Software-defined Networking (SDN) ist eine Methode zur Entwicklung, zum Aufbau und zum Betrieb großer Netzwerke, bei der die Weiterleitungsentscheidungen von Kommunikations- und Netzwerkgeräten, die zwischen Netzwerken vermittelt werden, von einem zentralen Server aus in Software programmiert werden. Auch ein Ansatz zum Bau von Computernetz-Geräten und Software, die zwei wesentliche Komponenten solcher Geräte voneinander trennt und abstrahiert. Dabei handelt es sich um die Control Plane und die Data Plane. Erste Konzepte hierzu stammen von der Stanford University aus der Zeit um 2005. 2013 bezeichnen viele Hersteller ihre Produkte als SDN-fähig, sodass bereits von einem Hype gesprochen wird.

Beschreibung

SDN ermöglicht Netzadministratoren, das Netz einfacher zu verwalten, indem die unteren Funktionsebenen in virtuelle Services abstrahiert werden. Die Hardware muss also nicht mehr manuell konfiguriert werden. Das wurde immer wichtiger mit dem Aufkommen von Virtualisierung, bei der ein größeres Rechenzentrum in zunehmender Anzahl über das Netz virtuelle Systeme erstellen und konfigurieren muss, und zugehörige Firewall-Regeln und Netzadressen generiert werden müssen. Es gibt etliche Ansätze, analog auch virtuelle Netze (VLANs) zu generieren, aber das führt zu einer hohen Komplexität. SDN gibt den Netzadministratoren eine programmierbare, zentrale Steuerung des Netzverkehrs, ohne manuell Zugriff auf die einzelnen physischen Netzkomponenten nehmen zu müssen.

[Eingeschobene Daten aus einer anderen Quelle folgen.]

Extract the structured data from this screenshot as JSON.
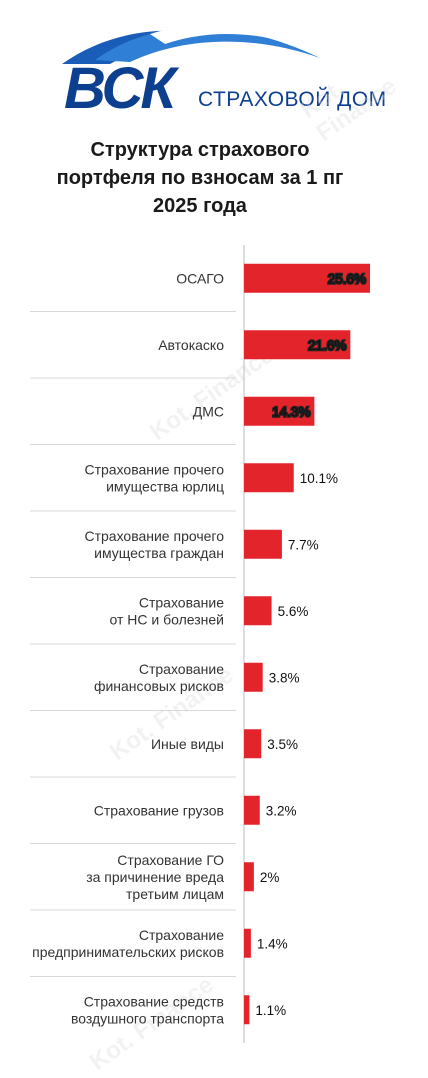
{
  "logo": {
    "brand": "ВСК",
    "sub": "СТРАХОВОЙ ДОМ"
  },
  "title_lines": [
    "Структура страхового",
    "портфеля по взносам за 1 пг",
    "2025 года"
  ],
  "watermark": "Kot. Finance",
  "colors": {
    "bar": "#e3242b",
    "brand": "#0d3f8f",
    "divider": "#d8d8d8"
  },
  "chart_data": {
    "type": "bar",
    "orientation": "horizontal",
    "title": "Структура страхового портфеля по взносам за 1 пг 2025 года",
    "xlabel": "",
    "ylabel": "",
    "unit": "%",
    "categories": [
      [
        "ОСАГО"
      ],
      [
        "Автокаско"
      ],
      [
        "ДМС"
      ],
      [
        "Страхование прочего",
        "имущества юрлиц"
      ],
      [
        "Страхование прочего",
        "имущества граждан"
      ],
      [
        "Страхование",
        "от НС и болезней"
      ],
      [
        "Страхование",
        "финансовых рисков"
      ],
      [
        "Иные виды"
      ],
      [
        "Страхование грузов"
      ],
      [
        "Страхование ГО",
        "за причинение вреда",
        "третьим лицам"
      ],
      [
        "Страхование",
        "предпринимательских рисков"
      ],
      [
        "Страхование средств",
        "воздушного транспорта"
      ]
    ],
    "values": [
      25.6,
      21.6,
      14.3,
      10.1,
      7.7,
      5.6,
      3.8,
      3.5,
      3.2,
      2,
      1.4,
      1.1
    ],
    "value_labels": [
      "25.6%",
      "21.6%",
      "14.3%",
      "10.1%",
      "7.7%",
      "5.6%",
      "3.8%",
      "3.5%",
      "3.2%",
      "2%",
      "1.4%",
      "1.1%"
    ],
    "xlim": [
      0,
      26
    ],
    "grid": false,
    "legend": "none"
  }
}
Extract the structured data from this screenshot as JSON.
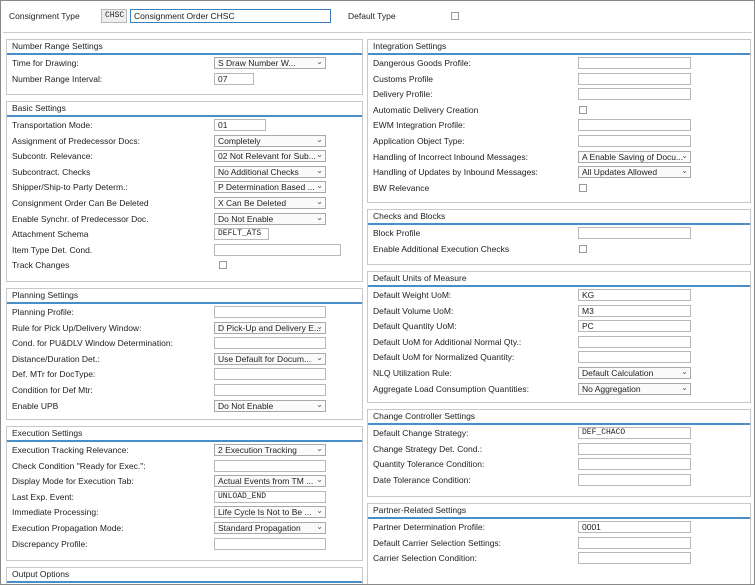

SDN entkoppelt das System, das entscheidet, wohin die Daten geschickt werden (die Control-Plane), vom darunterliegenden System, das die Daten zum ausgewählten Bestimmungsort weiterleitet (die Data-Plane). Die Entwickler und Anbieter dieser Systeme geben an, dass diese Technik die Netzadministration vereinfacht und neue Anwendungen ermöglicht, wie die Netz-Virtualisierung, bei der die Control-Plane von der Data-Plane getrennt und als reine Anwendung implementiert wird.

Die Open Networking Foundation wurde gegründet, um SDN-Standards zu fördern. Trends wie Cloud Computing verwischen die Grenzen zwischen Netz und Computer in einem technischen Umfeld, wo SDN-Standards nützlich erscheinen.

Hintergrund

Internet Protocol (IP)-basierende Netze basieren auf dem Konzept Autonomer Systeme (AS). Dieser Ansatz erlaubt es, Netze zu erweitern, indem immer weitere Knoten angeschlossen werden, die eintreffende Pakete zu einem sinnvollen nächsten Knoten weiterleiten und dabei keinen detaillierten Blick auf die gesamte Netzstruktur benötigen. Dieses Konzept ist einfach und hat sich als stabil und erweiterbar erwiesen. Im einfachsten Fall erlaubt es dieses Konzept einer Komponente nicht, sich an einer anderen Stelle im Netz anzuschließen, denn sie würde ihre Pakete nicht mehr erhalten. Die Identität einer Netzkomponente ergibt sich aus ihrer Stelle im Netz. Außerdem ist es mit einfachen AS-Strukturen kaum möglich, der Komponente bestimmte Eigenschaften zuzuordnen, wie logische Gruppierung, Zugriffskontrolle, Quality of Service, eine spezifische Verarbeitung von Daten vor der Zustellung oder auch Kontextinformationen zu Datenströmen, die über den Inhalt des einzelnen Pakets hinausgehen.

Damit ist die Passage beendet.